I am not a big fan of egg rolls. So this is my take on that iconic Chinese dish. I used crawfish that I boiled on Saturday. I also tried the first batch with the onions and garlic for the boil. I had hoped they would add a little heat to the VooDoo rolls. Unfortunately, none of the flavor came through. The second batch was will fresh onions and garlic. There was a tremendous difference between the two batches. See how you like them.
10oz Crawfish Tails
2 Teaspoons Creole Seasoning
¼ c Minced Onions
3 cloves Minced Garlic
6oz Andouille Sausage, cut in a small dice
5 Tablespoons Worcestershire Sauce
8oz Shredded Mozzarella Cheese
20 Egg Roll Wrappers
Put Creole seasoning on crawfish and toss to cover. Saute onions and garlic in Worcestershire sauce for 2 minutes. Add crawfish and Andouille. Saute for 3 minutes. Drain and allow to cool. Mix cheese with the cool meat mixture. Place egg roll wrapper on a dry surface.
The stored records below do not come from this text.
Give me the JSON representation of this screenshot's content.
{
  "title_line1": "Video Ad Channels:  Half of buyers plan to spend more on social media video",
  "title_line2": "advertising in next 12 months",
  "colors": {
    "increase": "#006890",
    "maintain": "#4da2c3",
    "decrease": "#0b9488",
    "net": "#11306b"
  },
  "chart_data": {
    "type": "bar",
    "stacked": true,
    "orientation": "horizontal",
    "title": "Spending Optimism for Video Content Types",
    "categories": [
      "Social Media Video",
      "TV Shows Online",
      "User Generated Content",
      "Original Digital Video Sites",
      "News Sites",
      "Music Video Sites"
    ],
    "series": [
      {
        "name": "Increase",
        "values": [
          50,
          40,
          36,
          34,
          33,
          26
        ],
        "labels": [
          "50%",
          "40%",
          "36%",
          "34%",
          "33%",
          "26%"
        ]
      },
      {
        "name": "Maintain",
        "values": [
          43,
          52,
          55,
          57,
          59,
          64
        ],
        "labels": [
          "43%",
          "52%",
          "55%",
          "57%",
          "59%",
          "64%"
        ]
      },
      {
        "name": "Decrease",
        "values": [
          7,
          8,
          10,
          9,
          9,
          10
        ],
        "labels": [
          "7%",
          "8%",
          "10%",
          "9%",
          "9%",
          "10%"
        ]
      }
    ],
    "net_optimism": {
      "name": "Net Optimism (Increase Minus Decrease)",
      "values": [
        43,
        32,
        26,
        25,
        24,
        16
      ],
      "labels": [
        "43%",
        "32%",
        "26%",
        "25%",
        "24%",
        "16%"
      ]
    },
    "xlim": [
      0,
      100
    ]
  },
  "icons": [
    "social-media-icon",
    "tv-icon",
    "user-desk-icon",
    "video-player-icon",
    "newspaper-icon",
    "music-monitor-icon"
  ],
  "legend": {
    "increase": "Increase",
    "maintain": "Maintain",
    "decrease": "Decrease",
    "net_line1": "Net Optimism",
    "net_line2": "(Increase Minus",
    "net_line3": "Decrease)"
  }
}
Place 2 Tablespoons of the meat and cheese mixture in a roll in the middle of the wrapper. Fold the sides of the wrapper ½ inch over the mixture. Wet one end and roll the roll toward that end. Press to seal. Fry rolls at 375 degrees until golden, about 2 minutes. Make sure to turn the rolls so that both sides cook evenly.